On Dec 3, 2003, at 5:40 AM, Todd O'Bryan wrote:



On Dec 3, 2003, at 2:59 AM, Nikola Milutinovic wrote:


Peter Harrison wrote:
On Wed, 03 Dec 2003 16:18, Todd O'Bryan wrote:
How do people handle this elegantly? The requirements are: a single,
globally visible (within a webapp) database interface and the ability
to access multiple databases easily.
The first point is to use a singleton to set up the database connection - or more correctly the connection pool. This way you can request a connection and return it to the pool easily. Of course every time you use one you will have to use try-catch blocks. Sorry no way around that.

Both Tomcat and J2EE specification support javax.sql.DataSource objects over JNDI. That is how we handle it elegantly.


A DataSource object is specified by the administrator and created by the container. Container then deploys it under specified JNDI name. A servlet (or EJB) can then lookup this object and use it, something like this:

import java.sql.*;
import javax.sql.*;
import javax.naming.*;

InitialContext ic = new InitialContext();
DataSource ds = (DataSource)ic.lookup( "java:comp/env/jdbc/MyDataSource" );
Connection conn = ds.getConnection();



But this means I still have to get a connection, create a statement, and execute a query or update on the statement in every servlet where I want to use the connection. Yes, it locates the connection details (i.e., the JDBC connection method, the database name, user and password) somewhere centrally so that I don't have to keep coding it, but all of the connection overhead still has to be dealt with in every servlet in a webapp.


At least, I think that's what it's doing. Am I missing something?

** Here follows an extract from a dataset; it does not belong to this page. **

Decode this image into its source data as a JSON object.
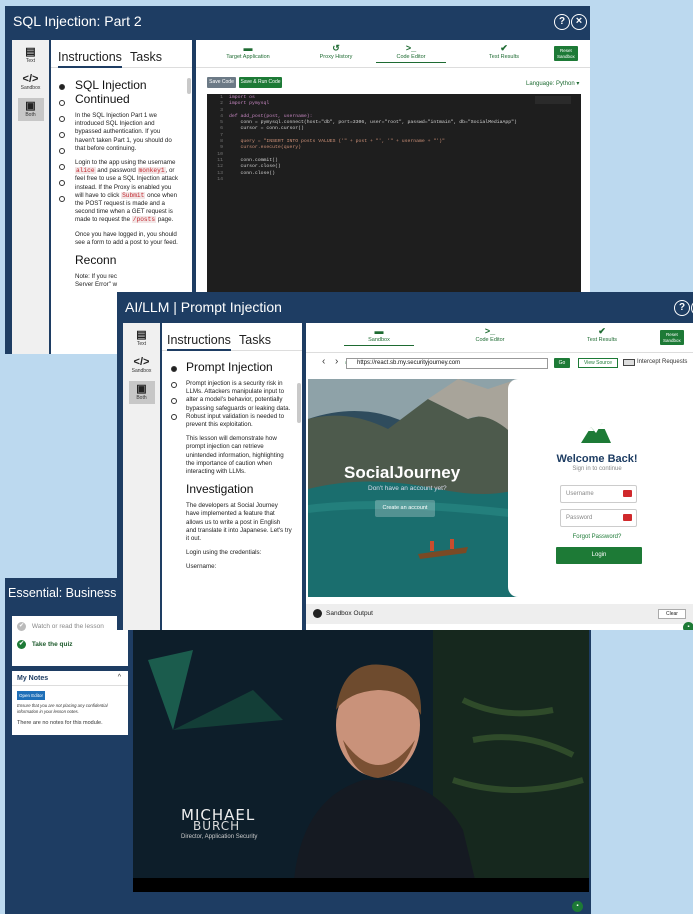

Here's what I want. In every servlet in my webapp, I'm only going to be using one of a very few database connections. I'd like to be able to do something like:

Test.executeQuery("SQL")

without doing any setup because the Test class handles all the setup, initializes the connection the first time it's called, etc.

Basically, it's a singleton class that never gets an instance created because if I create an instance, I'd have to pass it around to all the servlets in the webapp, which would kill the convenience of having it be available with minimal overhead.

Oo, oo, oo...

As I've been sitting here writing this, I had a brainstorm. What if I create an abstract class that has all the database connectivity built into it as static methods, but is just waiting for a connection method, a username, and a password. Then creating a new JDBC connection which is visible to all my servlets is just a matter of making a concrete subclass that defines those three variables and inherits all the functionality from its abstract parent class.

Any reason this is a horrible idea?

Thanks for being patient,
Todd


Never mind. The compiler just reminded me that abstract and static together are nonsensical. It must be too early in the morning.


I suppose I could write a constructor that initializes the database, user, and password settings, and then use the instance. Instead of

ProductionDB.executeUpdate("a SQL statement");

I'd have

ProductionDB prod = new ProductionDB();
prod.executeUpdate("a SQL statement");

slightly more complicated than what I envisioned, but I could create any connection I need in each servlet's constructor so it would only have to be done once.

Once more, any obvious (or, better for my self-esteem, non-obvious) reason this is a bad idea?